Gail Baptiste has nowhere to spend Christmas with her children and grandchildren.
On December 8, fire razed her humble house in Guapo Village, Point Fortin, and since then, she has been “bunking” at the homes of generous friends and relatives.
Baptiste, a 59-year-old retired security guard, lived with her teenage son and three grandchildren. At the time of the fire, at about 8 pm, Baptiste was visiting a friend in San Fernando while her son and grandchildren, nine, eight and 16, were at home.
Baptiste told the Newsday she returned home at about 9 pm and saw that neighbours had gathered there along with a fire ambulance and police officers.
Her wooden house was no more.
“I lost everything. Every piece of clothes, appliance, furniture and children’s books burn to ashes.”
The house was valued at about $100,000, and Baptiste told Newsday she bought it ten years ago as part of a programme initiated by the Land Settlement Agency (LSA).

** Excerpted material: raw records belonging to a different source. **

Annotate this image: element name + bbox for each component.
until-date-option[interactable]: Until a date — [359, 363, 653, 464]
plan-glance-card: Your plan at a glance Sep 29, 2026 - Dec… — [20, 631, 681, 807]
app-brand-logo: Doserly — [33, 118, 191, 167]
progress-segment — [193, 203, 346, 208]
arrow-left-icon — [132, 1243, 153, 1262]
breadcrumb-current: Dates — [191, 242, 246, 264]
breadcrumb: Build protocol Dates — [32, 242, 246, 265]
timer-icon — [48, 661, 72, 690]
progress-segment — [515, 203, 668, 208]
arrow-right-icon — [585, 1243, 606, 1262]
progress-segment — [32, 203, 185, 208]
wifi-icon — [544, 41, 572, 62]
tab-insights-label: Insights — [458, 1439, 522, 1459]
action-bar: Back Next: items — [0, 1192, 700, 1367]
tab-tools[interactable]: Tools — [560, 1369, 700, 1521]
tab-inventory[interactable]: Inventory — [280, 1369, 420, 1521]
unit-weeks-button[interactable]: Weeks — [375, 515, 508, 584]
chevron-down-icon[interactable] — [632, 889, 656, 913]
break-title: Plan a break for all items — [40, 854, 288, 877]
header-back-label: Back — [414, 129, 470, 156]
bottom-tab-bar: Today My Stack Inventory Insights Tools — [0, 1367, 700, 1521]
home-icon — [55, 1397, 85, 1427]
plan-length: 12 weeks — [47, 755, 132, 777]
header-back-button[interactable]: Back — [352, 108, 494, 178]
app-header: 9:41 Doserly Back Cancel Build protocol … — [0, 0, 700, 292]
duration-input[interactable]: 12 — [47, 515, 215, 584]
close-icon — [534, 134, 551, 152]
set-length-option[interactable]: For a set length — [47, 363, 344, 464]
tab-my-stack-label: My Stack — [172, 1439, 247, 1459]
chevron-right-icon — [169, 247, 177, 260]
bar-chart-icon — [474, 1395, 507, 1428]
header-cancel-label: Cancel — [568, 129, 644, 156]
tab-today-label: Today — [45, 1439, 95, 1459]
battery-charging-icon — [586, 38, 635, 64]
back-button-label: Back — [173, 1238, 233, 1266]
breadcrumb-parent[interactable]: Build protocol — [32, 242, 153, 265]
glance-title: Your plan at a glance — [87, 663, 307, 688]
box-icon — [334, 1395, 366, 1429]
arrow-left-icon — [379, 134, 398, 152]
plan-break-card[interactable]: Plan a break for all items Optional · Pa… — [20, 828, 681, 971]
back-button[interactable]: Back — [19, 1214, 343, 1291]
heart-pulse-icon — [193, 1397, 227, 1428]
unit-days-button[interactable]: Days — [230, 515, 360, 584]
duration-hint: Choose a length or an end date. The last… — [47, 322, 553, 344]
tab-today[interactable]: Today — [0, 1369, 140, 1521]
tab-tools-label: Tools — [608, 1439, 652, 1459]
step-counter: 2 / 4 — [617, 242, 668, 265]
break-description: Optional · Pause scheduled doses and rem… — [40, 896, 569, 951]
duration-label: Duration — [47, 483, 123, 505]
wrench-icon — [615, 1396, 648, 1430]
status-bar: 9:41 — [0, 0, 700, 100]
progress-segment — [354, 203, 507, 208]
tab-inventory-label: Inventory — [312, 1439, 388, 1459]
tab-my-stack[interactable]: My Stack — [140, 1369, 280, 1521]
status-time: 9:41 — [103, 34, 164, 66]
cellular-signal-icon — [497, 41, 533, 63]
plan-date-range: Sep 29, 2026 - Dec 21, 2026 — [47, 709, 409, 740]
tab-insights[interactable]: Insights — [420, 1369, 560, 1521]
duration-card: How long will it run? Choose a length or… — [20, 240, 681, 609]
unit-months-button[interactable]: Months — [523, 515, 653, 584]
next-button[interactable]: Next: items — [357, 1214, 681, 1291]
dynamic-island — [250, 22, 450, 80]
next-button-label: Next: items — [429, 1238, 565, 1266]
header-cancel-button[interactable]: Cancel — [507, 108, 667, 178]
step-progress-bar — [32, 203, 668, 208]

“The house is about 25 years old, but I always renovated and kept it in good condition.”
She has since informed the LSA, with a view to seeking financial assistance to rebuild the house.
But meanwhile, Baptiste, who is unemployed, said since the fire, she had been knocking on the doors of relatives with her son and three grandchildren. She sobbed, “It is hard to work all your life and then one day you lose all to a fire.”
She said the family’s only worldly possessions were the clothes they wore on their backs.
Having visited the Social Welfare office in Point Fortin, Baptiste said she had been told her request must wait its turn because there were other, more pressing cases to attend to.
Baptiste is also asking the public to find a place in their hearts in this season of goodwill to help her reconstruct her house.
“I would like help, as I am not healthy enough to do hard work any more,” she said.
Baptiste is also appealing to the Minister of Housing, Randall Mitchell, to help her find a house, at least for the Christmas holidays.